Well done New Zealand, take a bow.
When an unprecedented global crisis required a national spending spree to save the economy, we rose to the challenge.
We went to the pub, we ordered extra takeaways, we booked baches and we renovated our kitchens.
On the scale of heroic sacrifice it may not match that of previous generations.
But, joking aside, it did make a difference.
Our economic performance in the face of the Covid-19 pandemic has been nothing sort of incredible, as yesterday's third-quarter GDP figures showed.
Economic growth rebounded by 14 per cent in the three months to September 30.
That has seen our year-on-year GDP rise. By that measure it is among the strongest economic performances in the world.
We've had some familiar fair winds - export prices have held up and production volumes have been good.
There's been all that stimulus from the Reserve Bank and Government.
But that just put conditions for recovery in place.
We had to do the work.
At the coal face, that was as business people and as workers.

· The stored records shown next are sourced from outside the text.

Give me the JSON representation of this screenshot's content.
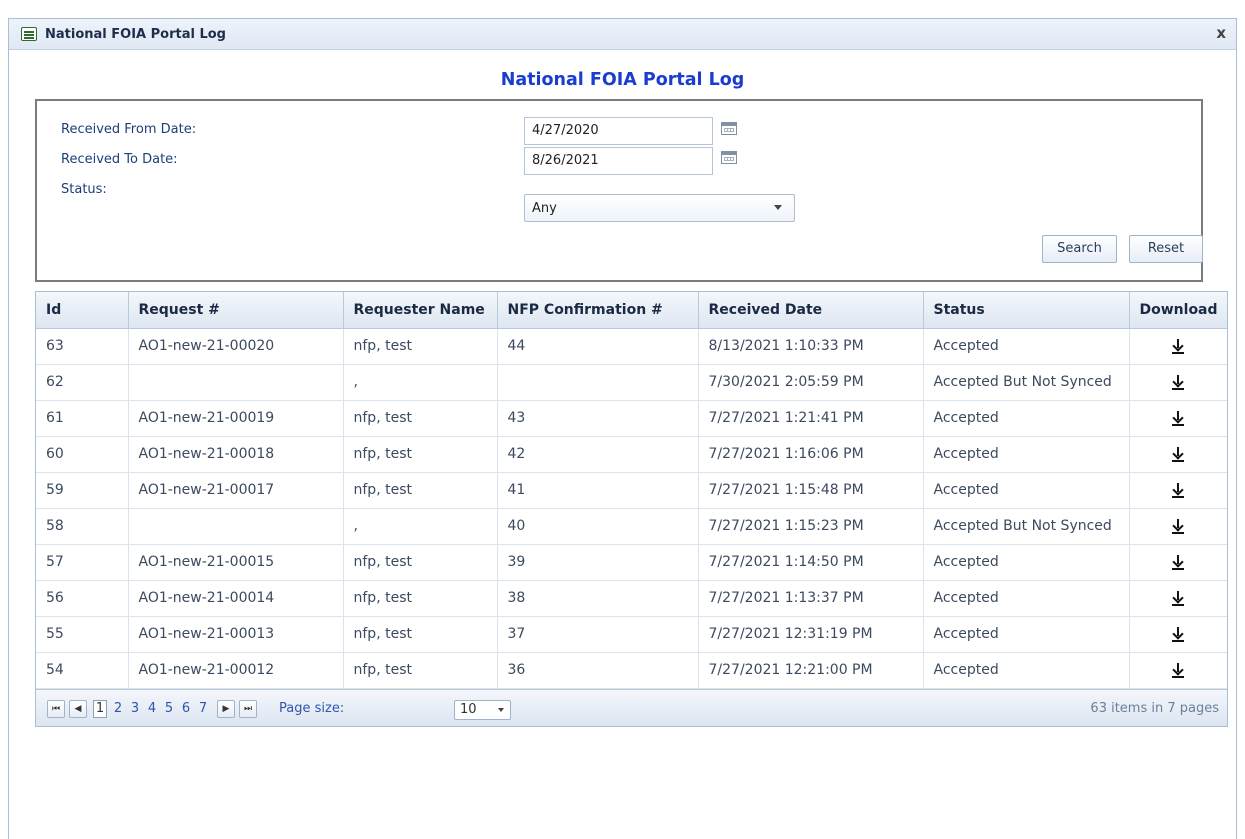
{
  "window": {
    "title": "National FOIA Portal Log",
    "close_glyph": "x"
  },
  "heading": "National FOIA Portal Log",
  "filters": {
    "from_label": "Received From Date:",
    "from_value": "4/27/2020",
    "to_label": "Received To Date:",
    "to_value": "8/26/2021",
    "status_label": "Status:",
    "status_value": "Any",
    "search_label": "Search",
    "reset_label": "Reset"
  },
  "grid": {
    "columns": [
      "Id",
      "Request #",
      "Requester Name",
      "NFP Confirmation #",
      "Received Date",
      "Status",
      "Download"
    ],
    "rows": [
      {
        "id": "63",
        "request": "AO1-new-21-00020",
        "requester": "nfp, test",
        "nfp": "44",
        "received": "8/13/2021 1:10:33 PM",
        "status": "Accepted"
      },
      {
        "id": "62",
        "request": "",
        "requester": ",",
        "nfp": "",
        "received": "7/30/2021 2:05:59 PM",
        "status": "Accepted But Not Synced"
      },
      {
        "id": "61",
        "request": "AO1-new-21-00019",
        "requester": "nfp, test",
        "nfp": "43",
        "received": "7/27/2021 1:21:41 PM",
        "status": "Accepted"
      },
      {
        "id": "60",
        "request": "AO1-new-21-00018",
        "requester": "nfp, test",
        "nfp": "42",
        "received": "7/27/2021 1:16:06 PM",
        "status": "Accepted"
      },
      {
        "id": "59",
        "request": "AO1-new-21-00017",
        "requester": "nfp, test",
        "nfp": "41",
        "received": "7/27/2021 1:15:48 PM",
        "status": "Accepted"
      },
      {
        "id": "58",
        "request": "",
        "requester": ",",
        "nfp": "40",
        "received": "7/27/2021 1:15:23 PM",
        "status": "Accepted But Not Synced"
      },
      {
        "id": "57",
        "request": "AO1-new-21-00015",
        "requester": "nfp, test",
        "nfp": "39",
        "received": "7/27/2021 1:14:50 PM",
        "status": "Accepted"
      },
      {
        "id": "56",
        "request": "AO1-new-21-00014",
        "requester": "nfp, test",
        "nfp": "38",
        "received": "7/27/2021 1:13:37 PM",
        "status": "Accepted"
      },
      {
        "id": "55",
        "request": "AO1-new-21-00013",
        "requester": "nfp, test",
        "nfp": "37",
        "received": "7/27/2021 12:31:19 PM",
        "status": "Accepted"
      },
      {
        "id": "54",
        "request": "AO1-new-21-00012",
        "requester": "nfp, test",
        "nfp": "36",
        "received": "7/27/2021 12:21:00 PM",
        "status": "Accepted"
      }
    ]
  },
  "pager": {
    "first_glyph": "⏮",
    "prev_glyph": "◀",
    "next_glyph": "▶",
    "last_glyph": "⏭",
    "pages": [
      "1",
      "2",
      "3",
      "4",
      "5",
      "6",
      "7"
    ],
    "current_page": "1",
    "page_size_label": "Page size:",
    "page_size_value": "10",
    "items_info": "63 items in 7 pages"
  }
}
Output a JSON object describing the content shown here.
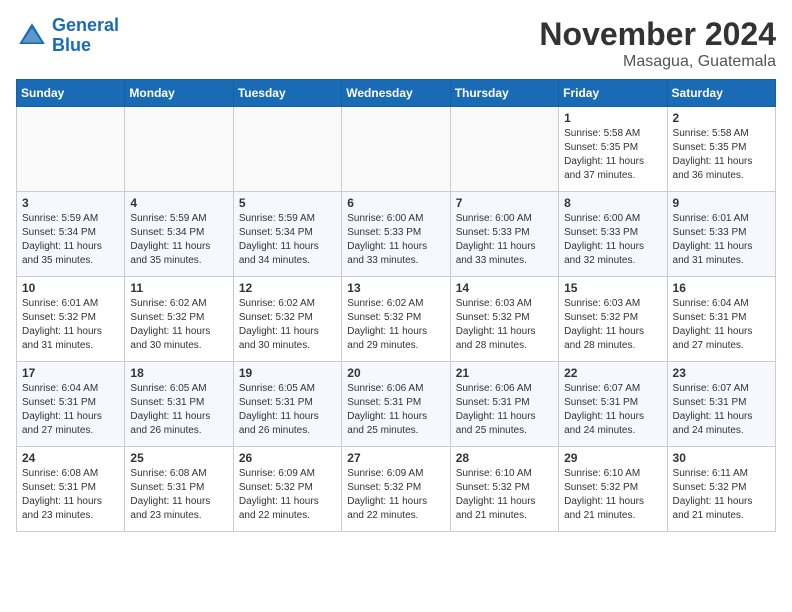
{
  "header": {
    "logo_line1": "General",
    "logo_line2": "Blue",
    "month": "November 2024",
    "location": "Masagua, Guatemala"
  },
  "weekdays": [
    "Sunday",
    "Monday",
    "Tuesday",
    "Wednesday",
    "Thursday",
    "Friday",
    "Saturday"
  ],
  "weeks": [
    [
      {
        "day": "",
        "info": ""
      },
      {
        "day": "",
        "info": ""
      },
      {
        "day": "",
        "info": ""
      },
      {
        "day": "",
        "info": ""
      },
      {
        "day": "",
        "info": ""
      },
      {
        "day": "1",
        "info": "Sunrise: 5:58 AM\nSunset: 5:35 PM\nDaylight: 11 hours\nand 37 minutes."
      },
      {
        "day": "2",
        "info": "Sunrise: 5:58 AM\nSunset: 5:35 PM\nDaylight: 11 hours\nand 36 minutes."
      }
    ],
    [
      {
        "day": "3",
        "info": "Sunrise: 5:59 AM\nSunset: 5:34 PM\nDaylight: 11 hours\nand 35 minutes."
      },
      {
        "day": "4",
        "info": "Sunrise: 5:59 AM\nSunset: 5:34 PM\nDaylight: 11 hours\nand 35 minutes."
      },
      {
        "day": "5",
        "info": "Sunrise: 5:59 AM\nSunset: 5:34 PM\nDaylight: 11 hours\nand 34 minutes."
      },
      {
        "day": "6",
        "info": "Sunrise: 6:00 AM\nSunset: 5:33 PM\nDaylight: 11 hours\nand 33 minutes."
      },
      {
        "day": "7",
        "info": "Sunrise: 6:00 AM\nSunset: 5:33 PM\nDaylight: 11 hours\nand 33 minutes."
      },
      {
        "day": "8",
        "info": "Sunrise: 6:00 AM\nSunset: 5:33 PM\nDaylight: 11 hours\nand 32 minutes."
      },
      {
        "day": "9",
        "info": "Sunrise: 6:01 AM\nSunset: 5:33 PM\nDaylight: 11 hours\nand 31 minutes."
      }
    ],
    [
      {
        "day": "10",
        "info": "Sunrise: 6:01 AM\nSunset: 5:32 PM\nDaylight: 11 hours\nand 31 minutes."
      },
      {
        "day": "11",
        "info": "Sunrise: 6:02 AM\nSunset: 5:32 PM\nDaylight: 11 hours\nand 30 minutes."
      },
      {
        "day": "12",
        "info": "Sunrise: 6:02 AM\nSunset: 5:32 PM\nDaylight: 11 hours\nand 30 minutes."
      },
      {
        "day": "13",
        "info": "Sunrise: 6:02 AM\nSunset: 5:32 PM\nDaylight: 11 hours\nand 29 minutes."
      },
      {
        "day": "14",
        "info": "Sunrise: 6:03 AM\nSunset: 5:32 PM\nDaylight: 11 hours\nand 28 minutes."
      },
      {
        "day": "15",
        "info": "Sunrise: 6:03 AM\nSunset: 5:32 PM\nDaylight: 11 hours\nand 28 minutes."
      },
      {
        "day": "16",
        "info": "Sunrise: 6:04 AM\nSunset: 5:31 PM\nDaylight: 11 hours\nand 27 minutes."
      }
    ],
    [
      {
        "day": "17",
        "info": "Sunrise: 6:04 AM\nSunset: 5:31 PM\nDaylight: 11 hours\nand 27 minutes."
      },
      {
        "day": "18",
        "info": "Sunrise: 6:05 AM\nSunset: 5:31 PM\nDaylight: 11 hours\nand 26 minutes."
      },
      {
        "day": "19",
        "info": "Sunrise: 6:05 AM\nSunset: 5:31 PM\nDaylight: 11 hours\nand 26 minutes."
      },
      {
        "day": "20",
        "info": "Sunrise: 6:06 AM\nSunset: 5:31 PM\nDaylight: 11 hours\nand 25 minutes."
      },
      {
        "day": "21",
        "info": "Sunrise: 6:06 AM\nSunset: 5:31 PM\nDaylight: 11 hours\nand 25 minutes."
      },
      {
        "day": "22",
        "info": "Sunrise: 6:07 AM\nSunset: 5:31 PM\nDaylight: 11 hours\nand 24 minutes."
      },
      {
        "day": "23",
        "info": "Sunrise: 6:07 AM\nSunset: 5:31 PM\nDaylight: 11 hours\nand 24 minutes."
      }
    ],
    [
      {
        "day": "24",
        "info": "Sunrise: 6:08 AM\nSunset: 5:31 PM\nDaylight: 11 hours\nand 23 minutes."
      },
      {
        "day": "25",
        "info": "Sunrise: 6:08 AM\nSunset: 5:31 PM\nDaylight: 11 hours\nand 23 minutes."
      },
      {
        "day": "26",
        "info": "Sunrise: 6:09 AM\nSunset: 5:32 PM\nDaylight: 11 hours\nand 22 minutes."
      },
      {
        "day": "27",
        "info": "Sunrise: 6:09 AM\nSunset: 5:32 PM\nDaylight: 11 hours\nand 22 minutes."
      },
      {
        "day": "28",
        "info": "Sunrise: 6:10 AM\nSunset: 5:32 PM\nDaylight: 11 hours\nand 21 minutes."
      },
      {
        "day": "29",
        "info": "Sunrise: 6:10 AM\nSunset: 5:32 PM\nDaylight: 11 hours\nand 21 minutes."
      },
      {
        "day": "30",
        "info": "Sunrise: 6:11 AM\nSunset: 5:32 PM\nDaylight: 11 hours\nand 21 minutes."
      }
    ]
  ]
}
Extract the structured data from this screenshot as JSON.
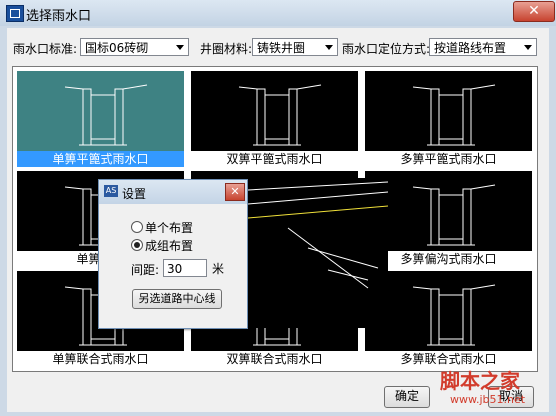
{
  "window": {
    "title": "选择雨水口",
    "close_symbol": "✕"
  },
  "filters": {
    "standard_label": "雨水口标准:",
    "standard_value": "国标06砖砌",
    "material_label": "井圈材料:",
    "material_value": "铸铁井圈",
    "position_label": "雨水口定位方式:",
    "position_value": "按道路线布置"
  },
  "grid": {
    "items": [
      {
        "label": "单箅平篦式雨水口",
        "selected": true
      },
      {
        "label": "双箅平篦式雨水口",
        "selected": false
      },
      {
        "label": "多箅平篦式雨水口",
        "selected": false
      },
      {
        "label": "单箅偏沟",
        "selected": false
      },
      {
        "label": "",
        "selected": false
      },
      {
        "label": "多箅偏沟式雨水口",
        "selected": false
      },
      {
        "label": "单箅联合式雨水口",
        "selected": false
      },
      {
        "label": "双箅联合式雨水口",
        "selected": false
      },
      {
        "label": "多箅联合式雨水口",
        "selected": false
      }
    ]
  },
  "dialog": {
    "title": "设置",
    "icon_text": "AS",
    "close_symbol": "✕",
    "option_single": "单个布置",
    "option_group": "成组布置",
    "selected_option": "成组布置",
    "spacing_label": "间距:",
    "spacing_value": "30",
    "spacing_unit": "米",
    "select_line_button": "另选道路中心线"
  },
  "buttons": {
    "ok": "确定",
    "cancel": "取消"
  },
  "watermark": {
    "text": "脚本之家",
    "url": "www.jb51.net"
  },
  "colors": {
    "selected_cell": "#3e8283",
    "selected_caption": "#3399ff",
    "cell_bg": "#000000"
  }
}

We sucked up the stress of the pandemic and put in the hours to pivot, reinvent and reposition for the new world we faced.
As consumers, we spent like our lives depended on it.
It's hard to say whether that's because we thought the world was ending and we might as well enjoy ourselves, or because we believed it wouldn't, so we might as well upgrade the telly.
Perhaps a bit of both.
But all the post-lockdown action has proved that our economy is more resilient than anyone dared imagine when the pandemic hit.
Economists underestimated the net effect of closed borders.
Yes, tourism accounts for 5 per cent of GDP, but the extent to which Kiwis had been spending offshore was significant.
In making the effort to spend that money domestically, the damage has been greatly mitigated - in the short term at least.
So now what?
We know the absence of visitors through the peak of the tourist season will hurt.
Even if unemployment peaks at lower levels than first forecast, it will still be on the rise in coming months.
We may yet see another dip in GDP before this rebalancing is complete.
But there is cause for more optimism.
The third-quarter GDP figures included the second lockdown in Auckland, so the rebound effect may linger longer in our largest city.
Although wage subsidies have finished, the Government still has plenty of capacity for targeted support.
Spending on big infrastructure projects is just getting in to gear.
And there is no immediate prospect of interest rates rising.
Add to that the psychological effects from a steady stream of recovery announcements in 2021 - transtasman bubbles, the vaccine rollout - and there is cause to hope that economic momentum will be maintained.
The economic outlook of a nation can quickly become a self-fulfilling.
It is important that we remain optimistic and remain confident.
In doing so, through the darkest days of the pandemic, we have avoided the kind of recessionary spiral that traps economies in perpetual downturn.
That, as anyone who remembers the recessions of the 1980s and 1990s can tell you, is progress.